REF: 11130

Manuscrit du Casanova de Guillaume Apollinaire, de la main de Jacqueline

Jacqueline Apollinaire (Le Tholly, 1891/1967)
Epouse de Guillaume Apollinaire (le 2 mai 1918), on lui doit de nombreuses oeuvres posthumes du poète. Elle était la "Jolie Rousse" du poème.

Type de document : manuscrit autographe

Nb documents : 1 - Nb pages : 51 pp. - Format : In-4

Lieu : Sans

Date : S.d.

Destinataire : Sans

Etat : Bon, petites pliures et déchirures au manuscrit

Description :

Réunion, sous trois formes intermédiaires, de l’ouvrage Casanova, de Guillaume Apollinaire :

Manuscrit de travail complet de la main de Jacqueline Apollinaire. Environ 51 pp. in-4, cahier d’écolier à carreaux, cartonnage avec dos renforcé de papier noir. Le manuscrit, écrit sur le recto des pages, comporte des corrections et des ajouts, parfois importants, sur la partie gauche. Quelques passages biffés ou feuillets découpés.

Le texte comporte d'importantes variantes et changements par rapport à l'édition imprimée de Gallimard. Il est cependant assez semblable au manuscrit autographe d'Apollinaire, conservé à la Bnf, écrit au dos de Lucrèce Borgia, avec néanmoins des différences dans l'ordre des passages.

Avec Casanova, pièce qualifiée de "comédie parodique" en sous-titre, écrite entre 1917 et 1918, Apollinaire aborde un genre tout à fait différent, l’opéra bouffe. La musique devait être composée par Henry Defosse, chef d’orchestre aux Ballets russes.

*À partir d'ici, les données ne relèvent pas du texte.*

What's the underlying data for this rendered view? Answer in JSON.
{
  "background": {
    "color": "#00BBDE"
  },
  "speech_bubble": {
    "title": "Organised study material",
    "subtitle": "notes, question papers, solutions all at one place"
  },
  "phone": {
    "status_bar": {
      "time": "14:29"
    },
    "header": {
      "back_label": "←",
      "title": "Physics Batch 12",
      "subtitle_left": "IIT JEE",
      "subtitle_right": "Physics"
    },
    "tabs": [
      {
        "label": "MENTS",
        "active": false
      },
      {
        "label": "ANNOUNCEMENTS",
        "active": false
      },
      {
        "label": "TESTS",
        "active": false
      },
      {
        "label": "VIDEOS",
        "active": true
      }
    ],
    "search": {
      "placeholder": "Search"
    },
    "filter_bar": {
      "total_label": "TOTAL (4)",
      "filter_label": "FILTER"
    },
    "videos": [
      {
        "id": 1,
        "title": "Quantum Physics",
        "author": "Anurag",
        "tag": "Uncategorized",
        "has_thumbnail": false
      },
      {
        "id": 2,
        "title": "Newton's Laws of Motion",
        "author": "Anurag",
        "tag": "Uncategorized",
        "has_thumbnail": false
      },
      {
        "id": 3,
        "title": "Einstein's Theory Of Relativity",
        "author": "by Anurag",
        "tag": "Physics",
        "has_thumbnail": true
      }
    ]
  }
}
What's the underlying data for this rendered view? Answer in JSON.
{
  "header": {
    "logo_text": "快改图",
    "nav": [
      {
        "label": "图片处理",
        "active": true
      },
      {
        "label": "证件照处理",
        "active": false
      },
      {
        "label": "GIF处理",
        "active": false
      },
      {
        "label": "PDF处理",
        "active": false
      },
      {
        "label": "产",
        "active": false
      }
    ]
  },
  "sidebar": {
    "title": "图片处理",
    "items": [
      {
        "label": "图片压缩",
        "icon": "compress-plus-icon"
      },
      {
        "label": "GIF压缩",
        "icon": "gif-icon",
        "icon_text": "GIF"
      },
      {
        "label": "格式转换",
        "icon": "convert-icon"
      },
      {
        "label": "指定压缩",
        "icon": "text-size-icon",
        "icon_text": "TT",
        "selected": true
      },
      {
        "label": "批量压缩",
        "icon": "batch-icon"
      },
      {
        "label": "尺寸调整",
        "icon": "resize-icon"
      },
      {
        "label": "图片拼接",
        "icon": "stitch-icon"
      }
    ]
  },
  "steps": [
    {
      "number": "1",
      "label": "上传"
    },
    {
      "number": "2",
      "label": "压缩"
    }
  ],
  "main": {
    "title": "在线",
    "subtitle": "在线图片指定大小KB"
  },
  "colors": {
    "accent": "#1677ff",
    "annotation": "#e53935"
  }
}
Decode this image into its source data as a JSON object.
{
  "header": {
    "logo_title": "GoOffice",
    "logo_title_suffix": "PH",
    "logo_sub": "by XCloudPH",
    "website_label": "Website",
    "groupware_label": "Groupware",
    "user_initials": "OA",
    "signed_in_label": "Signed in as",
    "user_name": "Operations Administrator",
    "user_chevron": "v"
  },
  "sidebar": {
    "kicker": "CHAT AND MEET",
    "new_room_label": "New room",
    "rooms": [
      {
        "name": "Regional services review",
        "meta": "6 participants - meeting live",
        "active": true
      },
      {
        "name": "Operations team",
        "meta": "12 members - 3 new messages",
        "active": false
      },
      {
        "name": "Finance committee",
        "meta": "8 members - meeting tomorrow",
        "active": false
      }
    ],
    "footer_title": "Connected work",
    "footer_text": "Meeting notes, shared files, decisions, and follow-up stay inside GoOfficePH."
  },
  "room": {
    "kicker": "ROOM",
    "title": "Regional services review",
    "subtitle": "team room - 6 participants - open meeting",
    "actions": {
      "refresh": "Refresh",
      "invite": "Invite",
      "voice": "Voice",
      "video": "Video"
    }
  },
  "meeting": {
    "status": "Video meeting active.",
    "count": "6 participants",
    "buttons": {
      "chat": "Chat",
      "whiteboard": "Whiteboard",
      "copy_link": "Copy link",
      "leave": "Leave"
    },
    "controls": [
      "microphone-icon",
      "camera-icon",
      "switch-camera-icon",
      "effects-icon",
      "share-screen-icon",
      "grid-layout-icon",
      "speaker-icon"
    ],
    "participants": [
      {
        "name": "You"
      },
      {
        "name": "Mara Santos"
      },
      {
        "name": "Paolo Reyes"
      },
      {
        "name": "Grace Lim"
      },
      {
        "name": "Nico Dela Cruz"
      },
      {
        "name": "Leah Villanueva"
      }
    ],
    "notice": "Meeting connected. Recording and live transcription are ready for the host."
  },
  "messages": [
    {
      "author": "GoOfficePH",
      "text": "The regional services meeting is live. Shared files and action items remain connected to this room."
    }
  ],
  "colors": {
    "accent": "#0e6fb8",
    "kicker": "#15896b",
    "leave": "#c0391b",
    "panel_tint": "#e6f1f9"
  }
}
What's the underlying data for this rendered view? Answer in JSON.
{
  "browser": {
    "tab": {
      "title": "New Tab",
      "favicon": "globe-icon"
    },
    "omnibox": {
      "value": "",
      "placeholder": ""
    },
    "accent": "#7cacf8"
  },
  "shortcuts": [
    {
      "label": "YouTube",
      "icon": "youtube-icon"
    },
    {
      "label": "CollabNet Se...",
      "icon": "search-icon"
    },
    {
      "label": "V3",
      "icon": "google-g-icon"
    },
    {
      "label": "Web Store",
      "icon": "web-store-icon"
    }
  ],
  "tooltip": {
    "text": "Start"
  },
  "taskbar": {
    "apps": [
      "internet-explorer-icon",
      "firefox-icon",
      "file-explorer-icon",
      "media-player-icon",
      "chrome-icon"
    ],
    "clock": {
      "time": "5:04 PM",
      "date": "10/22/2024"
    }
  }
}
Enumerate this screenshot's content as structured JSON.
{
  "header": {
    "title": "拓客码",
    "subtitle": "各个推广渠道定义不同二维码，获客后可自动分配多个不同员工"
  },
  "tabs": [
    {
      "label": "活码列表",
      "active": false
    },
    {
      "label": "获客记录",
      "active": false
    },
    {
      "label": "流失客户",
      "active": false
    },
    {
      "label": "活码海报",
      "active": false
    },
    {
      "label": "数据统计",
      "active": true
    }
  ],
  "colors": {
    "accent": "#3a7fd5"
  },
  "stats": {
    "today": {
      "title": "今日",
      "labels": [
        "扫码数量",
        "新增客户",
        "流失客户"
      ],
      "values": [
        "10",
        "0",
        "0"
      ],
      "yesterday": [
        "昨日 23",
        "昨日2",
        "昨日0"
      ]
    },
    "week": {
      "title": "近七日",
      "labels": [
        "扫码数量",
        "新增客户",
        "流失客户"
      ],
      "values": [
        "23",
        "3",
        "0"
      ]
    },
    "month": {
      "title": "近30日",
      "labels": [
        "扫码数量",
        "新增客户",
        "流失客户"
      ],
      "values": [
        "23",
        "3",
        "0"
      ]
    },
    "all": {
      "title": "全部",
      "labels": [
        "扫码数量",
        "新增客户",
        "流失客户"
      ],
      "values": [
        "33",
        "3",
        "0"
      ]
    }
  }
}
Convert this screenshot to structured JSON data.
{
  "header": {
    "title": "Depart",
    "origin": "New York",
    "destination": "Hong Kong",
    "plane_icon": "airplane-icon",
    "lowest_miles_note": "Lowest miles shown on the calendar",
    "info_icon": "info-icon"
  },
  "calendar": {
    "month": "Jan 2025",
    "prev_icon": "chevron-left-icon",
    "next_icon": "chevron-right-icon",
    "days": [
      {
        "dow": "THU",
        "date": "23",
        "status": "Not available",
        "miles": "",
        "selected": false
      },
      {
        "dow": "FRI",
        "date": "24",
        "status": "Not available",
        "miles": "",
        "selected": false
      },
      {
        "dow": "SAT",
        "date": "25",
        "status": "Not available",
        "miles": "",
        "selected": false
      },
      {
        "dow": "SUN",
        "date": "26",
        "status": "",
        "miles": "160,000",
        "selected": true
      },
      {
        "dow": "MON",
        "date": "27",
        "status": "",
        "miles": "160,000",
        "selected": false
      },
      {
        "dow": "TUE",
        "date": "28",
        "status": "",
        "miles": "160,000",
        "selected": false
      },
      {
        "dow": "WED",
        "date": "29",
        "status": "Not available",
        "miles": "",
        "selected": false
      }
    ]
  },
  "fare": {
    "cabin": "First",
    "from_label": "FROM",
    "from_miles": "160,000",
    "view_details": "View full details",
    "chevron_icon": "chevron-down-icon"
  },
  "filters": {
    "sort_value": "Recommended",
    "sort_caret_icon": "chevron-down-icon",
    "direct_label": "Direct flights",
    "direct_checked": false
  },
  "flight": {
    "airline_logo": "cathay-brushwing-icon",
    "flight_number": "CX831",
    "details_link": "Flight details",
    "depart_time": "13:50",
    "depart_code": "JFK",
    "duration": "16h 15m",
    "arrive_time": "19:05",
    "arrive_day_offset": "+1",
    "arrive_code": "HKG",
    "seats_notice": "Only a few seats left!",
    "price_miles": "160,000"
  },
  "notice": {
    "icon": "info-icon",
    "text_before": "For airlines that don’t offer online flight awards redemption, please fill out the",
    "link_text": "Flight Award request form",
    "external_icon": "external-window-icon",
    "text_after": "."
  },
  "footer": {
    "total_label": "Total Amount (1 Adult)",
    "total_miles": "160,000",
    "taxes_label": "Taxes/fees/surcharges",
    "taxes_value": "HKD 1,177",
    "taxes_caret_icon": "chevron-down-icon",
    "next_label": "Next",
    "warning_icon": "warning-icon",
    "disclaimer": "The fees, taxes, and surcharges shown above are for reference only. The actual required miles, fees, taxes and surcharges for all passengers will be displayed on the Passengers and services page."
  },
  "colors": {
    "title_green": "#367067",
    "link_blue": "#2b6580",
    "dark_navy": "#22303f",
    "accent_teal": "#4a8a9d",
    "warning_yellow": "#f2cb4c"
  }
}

Dans la préface qu'il rédigea à l'E.O. de Casanova (Gallimard, 1952), Robert Mallet précise : "Apollinaire avait formé le projet d'écrire un texte qui, celui-là, serait réellement la matière d'une oeuvre musicale. L'idée lui en était venue chez Picasso où il rencontrait des danseurs et les musiciens des Ballets Russes [...]. Il envisageait des divertissements chorégraphiques qui s'adapteraient à des scènes comiquement lyrique [...]. Il se mit à écrire un dialogue de comédie italienne dont le titre fut Casanova [...]. Il n'acheva le troisième acte que le 5 août 1918 à Kervoyal, la villa qu'il avait alors louée dans le Morbihan. Sa mort, quelques semaines plus tard, fit se refermer sur son oeuvre à peine signée des cartons d'où Mme Apollinaire vient de l'extraire."

Nous relevons, par exemple, comme variante importante, par rapport à l'édition originale et aux présentes épreuves :

"[Scène IV]

Juste avant l'entrée de Casanova la Marquise chante

Oui la nuit favorise les amours

Parcourons avant les alentours

De l'hôtellerie

Faisons le tour

Elle donne peut être sur la cour

Sa chambre ou dort charmant comme l'amour

l'objet de ma folie

Ce Bellino duquel dès la chute du jour

Mon âme en vain rêva !

[Passage biffé] La marquise apercevant Casanova

[Passage biffé] Quelqu'un m'épie

[Passage biffé] Oh l'âme vil

Casanova d'abord sans voir la marquise [...] J'ai fais le tour de l'hotellerie

C'est par ici qu'il dort

Accordons d'abord l'instrument de ma rêverie [mot biffé]".

 

On joint :

- Jeu d’épreuves, en partie corrigées (sur 5 pp.) avec mention de la main de Robert Mallet, qui rédigea la préface de l'édition. 56 pp. Daté du 22 mars 1951.

- L'édition originale, publiée chez Gallimard, en 1952. Un des 100 exemplaires hors commerce (n° 1691), non coupé. Exemplaire parfait.